1. ## Proof with sets

"Let I be the set of real numbers that are greater than 0. For each x$\displaystyle \in$I, let $\displaystyle A_x$ be the open interval (0,x). Prove that $\displaystyle \cap$$\displaystyle _{x\in I}$$\displaystyle A_x$ = $\displaystyle \emptyset$, $\displaystyle \cup$$\displaystyle _{x\in I}$$\displaystyle A_x$ = I. For each x $\displaystyle \in$ I, let $\displaystyle B_x$ be the closed interval [o, x]. Prove that $\displaystyle \cap$$\displaystyle _{x\in I}$$\displaystyle B_x$ = {0}, $\displaystyle \cup$$\displaystyle _{x\in I}$$\displaystyle B_x$ = I$\displaystyle \cup${0}."

2. ## Re: Proof with sets

Originally Posted by Borkborkmath
"Let I be the set of real numbers that are greater than 0. For each x$\displaystyle \in$I, let $\displaystyle A_x$ be the open interval (0,x). Prove that $\displaystyle \cap$$\displaystyle _{x\in I}$$\displaystyle A_x$ = $\displaystyle \emptyset$, $\displaystyle \cup$$\displaystyle _{x\in I}$$\displaystyle A_x$ = I. For each x $\displaystyle \in$ I, let $\displaystyle B_x$ be the closed interval [o, x]. Prove that $\displaystyle \cap$$\displaystyle _{x\in I}$$\displaystyle B_x$ = {0}, $\displaystyle \cup$$\displaystyle _{x\in I}$$\displaystyle B_x$ = I$\displaystyle \cup${0}."
All of these follow from two basic facts:
$\displaystyle \left( {\frac{1}{n}} \right) \to 0\;\& \,(n) \to \infty$.

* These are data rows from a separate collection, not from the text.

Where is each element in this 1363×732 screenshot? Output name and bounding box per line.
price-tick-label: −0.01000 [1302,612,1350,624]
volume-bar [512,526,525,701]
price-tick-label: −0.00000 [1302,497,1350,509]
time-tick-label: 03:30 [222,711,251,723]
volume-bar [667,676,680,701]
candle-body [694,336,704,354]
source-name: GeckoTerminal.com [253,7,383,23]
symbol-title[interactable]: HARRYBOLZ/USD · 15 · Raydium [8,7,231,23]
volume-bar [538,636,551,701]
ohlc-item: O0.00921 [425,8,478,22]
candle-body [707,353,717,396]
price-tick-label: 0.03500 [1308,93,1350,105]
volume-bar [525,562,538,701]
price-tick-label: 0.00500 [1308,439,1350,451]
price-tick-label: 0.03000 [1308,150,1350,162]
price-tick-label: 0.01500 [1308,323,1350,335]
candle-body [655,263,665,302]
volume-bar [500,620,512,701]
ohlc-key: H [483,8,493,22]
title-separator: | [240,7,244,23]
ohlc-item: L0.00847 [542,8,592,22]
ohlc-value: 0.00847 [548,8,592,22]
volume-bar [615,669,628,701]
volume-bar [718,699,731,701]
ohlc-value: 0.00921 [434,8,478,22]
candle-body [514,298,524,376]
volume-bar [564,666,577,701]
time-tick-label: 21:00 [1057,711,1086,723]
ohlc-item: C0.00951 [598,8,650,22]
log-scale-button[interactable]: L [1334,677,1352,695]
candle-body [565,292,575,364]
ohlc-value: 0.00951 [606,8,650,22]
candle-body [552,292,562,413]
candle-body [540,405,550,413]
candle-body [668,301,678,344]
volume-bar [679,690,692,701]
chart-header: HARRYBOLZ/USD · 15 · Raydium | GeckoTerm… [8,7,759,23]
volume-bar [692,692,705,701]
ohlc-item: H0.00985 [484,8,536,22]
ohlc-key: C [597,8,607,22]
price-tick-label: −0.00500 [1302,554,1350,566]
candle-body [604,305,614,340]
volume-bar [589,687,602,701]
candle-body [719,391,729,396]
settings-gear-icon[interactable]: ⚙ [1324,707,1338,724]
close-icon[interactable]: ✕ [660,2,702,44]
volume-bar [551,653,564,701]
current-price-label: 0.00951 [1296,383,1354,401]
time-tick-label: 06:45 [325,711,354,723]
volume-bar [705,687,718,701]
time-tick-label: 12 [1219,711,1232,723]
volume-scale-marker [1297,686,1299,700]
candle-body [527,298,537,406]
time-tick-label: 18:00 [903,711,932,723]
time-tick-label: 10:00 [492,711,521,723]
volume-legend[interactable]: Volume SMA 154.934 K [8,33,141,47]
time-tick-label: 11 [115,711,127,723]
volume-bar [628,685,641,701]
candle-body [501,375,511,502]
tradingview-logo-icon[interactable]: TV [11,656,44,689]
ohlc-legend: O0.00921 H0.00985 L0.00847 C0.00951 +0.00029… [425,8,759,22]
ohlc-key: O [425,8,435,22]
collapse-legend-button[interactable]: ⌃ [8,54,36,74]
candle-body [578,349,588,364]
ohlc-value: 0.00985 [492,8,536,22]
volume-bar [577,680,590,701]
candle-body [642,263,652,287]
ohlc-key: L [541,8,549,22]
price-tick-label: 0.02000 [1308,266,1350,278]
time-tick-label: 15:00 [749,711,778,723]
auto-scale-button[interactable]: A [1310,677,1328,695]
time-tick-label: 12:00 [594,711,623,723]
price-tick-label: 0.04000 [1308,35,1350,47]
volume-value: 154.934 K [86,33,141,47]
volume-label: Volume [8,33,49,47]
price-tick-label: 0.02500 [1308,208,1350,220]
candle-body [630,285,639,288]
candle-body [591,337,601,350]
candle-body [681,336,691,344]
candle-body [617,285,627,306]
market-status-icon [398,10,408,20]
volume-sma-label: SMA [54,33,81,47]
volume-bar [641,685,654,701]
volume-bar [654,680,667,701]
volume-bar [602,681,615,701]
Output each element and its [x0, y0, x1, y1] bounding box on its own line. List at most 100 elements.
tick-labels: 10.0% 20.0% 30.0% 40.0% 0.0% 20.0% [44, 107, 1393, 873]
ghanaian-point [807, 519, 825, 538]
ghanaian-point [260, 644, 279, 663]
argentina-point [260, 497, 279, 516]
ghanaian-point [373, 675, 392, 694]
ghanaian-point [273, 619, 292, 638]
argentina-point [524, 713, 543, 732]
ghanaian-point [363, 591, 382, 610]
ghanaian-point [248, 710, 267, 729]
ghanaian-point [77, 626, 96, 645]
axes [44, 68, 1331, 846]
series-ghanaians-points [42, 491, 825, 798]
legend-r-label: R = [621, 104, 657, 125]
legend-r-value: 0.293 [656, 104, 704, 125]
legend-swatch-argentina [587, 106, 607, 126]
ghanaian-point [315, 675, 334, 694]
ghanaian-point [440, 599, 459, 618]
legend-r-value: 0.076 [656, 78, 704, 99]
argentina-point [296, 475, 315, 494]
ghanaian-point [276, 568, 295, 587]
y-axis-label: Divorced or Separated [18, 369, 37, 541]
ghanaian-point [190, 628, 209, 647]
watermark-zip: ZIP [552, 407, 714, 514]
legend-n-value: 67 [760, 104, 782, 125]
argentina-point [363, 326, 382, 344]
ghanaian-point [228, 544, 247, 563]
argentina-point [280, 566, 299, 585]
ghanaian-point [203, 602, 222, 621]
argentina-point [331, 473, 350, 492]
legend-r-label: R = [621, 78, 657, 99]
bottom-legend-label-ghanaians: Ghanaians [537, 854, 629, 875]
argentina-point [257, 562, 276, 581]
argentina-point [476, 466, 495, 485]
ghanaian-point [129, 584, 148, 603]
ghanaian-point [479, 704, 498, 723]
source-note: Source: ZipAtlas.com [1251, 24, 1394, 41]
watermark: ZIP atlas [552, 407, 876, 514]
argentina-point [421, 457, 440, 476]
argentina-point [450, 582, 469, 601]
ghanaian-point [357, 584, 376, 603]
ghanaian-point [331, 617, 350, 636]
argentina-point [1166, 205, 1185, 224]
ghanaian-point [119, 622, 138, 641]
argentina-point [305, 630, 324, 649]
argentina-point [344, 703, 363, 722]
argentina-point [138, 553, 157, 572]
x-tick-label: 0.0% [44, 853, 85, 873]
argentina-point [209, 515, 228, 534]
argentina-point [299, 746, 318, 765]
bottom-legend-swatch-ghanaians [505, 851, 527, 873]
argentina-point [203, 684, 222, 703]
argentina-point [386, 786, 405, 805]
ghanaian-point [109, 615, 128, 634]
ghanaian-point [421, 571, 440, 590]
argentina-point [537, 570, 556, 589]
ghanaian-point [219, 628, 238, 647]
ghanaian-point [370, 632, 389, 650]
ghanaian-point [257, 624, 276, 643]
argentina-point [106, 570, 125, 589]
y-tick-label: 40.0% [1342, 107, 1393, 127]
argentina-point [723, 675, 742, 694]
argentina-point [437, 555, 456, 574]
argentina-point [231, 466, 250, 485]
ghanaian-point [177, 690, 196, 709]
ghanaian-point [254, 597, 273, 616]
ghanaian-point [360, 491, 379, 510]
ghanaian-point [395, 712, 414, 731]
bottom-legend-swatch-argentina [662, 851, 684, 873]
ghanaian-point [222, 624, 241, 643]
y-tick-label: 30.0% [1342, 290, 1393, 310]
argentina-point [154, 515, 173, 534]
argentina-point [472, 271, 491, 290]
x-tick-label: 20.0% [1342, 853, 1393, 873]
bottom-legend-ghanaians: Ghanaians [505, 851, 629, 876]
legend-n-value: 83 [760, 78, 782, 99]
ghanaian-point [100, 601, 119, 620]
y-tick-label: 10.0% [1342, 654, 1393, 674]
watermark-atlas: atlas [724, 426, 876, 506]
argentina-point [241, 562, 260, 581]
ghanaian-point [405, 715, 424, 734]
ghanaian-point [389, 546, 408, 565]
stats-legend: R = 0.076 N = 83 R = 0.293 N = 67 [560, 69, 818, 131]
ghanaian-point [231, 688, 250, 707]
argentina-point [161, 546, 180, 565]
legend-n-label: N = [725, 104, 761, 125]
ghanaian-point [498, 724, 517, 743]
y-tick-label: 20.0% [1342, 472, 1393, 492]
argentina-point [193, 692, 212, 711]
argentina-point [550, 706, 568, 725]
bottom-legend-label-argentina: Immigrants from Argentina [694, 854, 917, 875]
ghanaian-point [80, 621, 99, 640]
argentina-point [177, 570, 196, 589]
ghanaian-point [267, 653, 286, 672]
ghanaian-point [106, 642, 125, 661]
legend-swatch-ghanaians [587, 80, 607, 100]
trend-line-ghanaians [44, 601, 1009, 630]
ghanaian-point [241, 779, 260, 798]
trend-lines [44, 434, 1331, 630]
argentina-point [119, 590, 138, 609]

That means that if $\displaystyle x\in\mathcal{I}$ then $\displaystyle \left( {\exists k \in \mathbb{Z}^ + } \right)\left[ {\frac{1}{k} < x} \right]$.
So $\displaystyle x \notin \left( {0,\frac{1}{k}} \right)$. That is the first.

Moreover, for the second: $\displaystyle \left( {\exists K \in \mathbb{Z}^ + } \right)\left[ {K > x} \right]$ so $\displaystyle x\in (0,K)$.

3. ## Re: Proof with sets

I might be wording this wrong, but the idea is similar to finite subcovers?

4. ## Re: Proof with sets

Originally Posted by Borkborkmath
I might be wording this wrong, but the idea is similar to finite subcovers?
What? This question is about generalized intersections and unions.
What do covers have to do with that?
You are asked to show $\displaystyle \bigcap\limits_{x \in I} {A_x } = \emptyset \;\& \;\bigcup\limits_{x \in I} {A_x }=\mathcal{I}$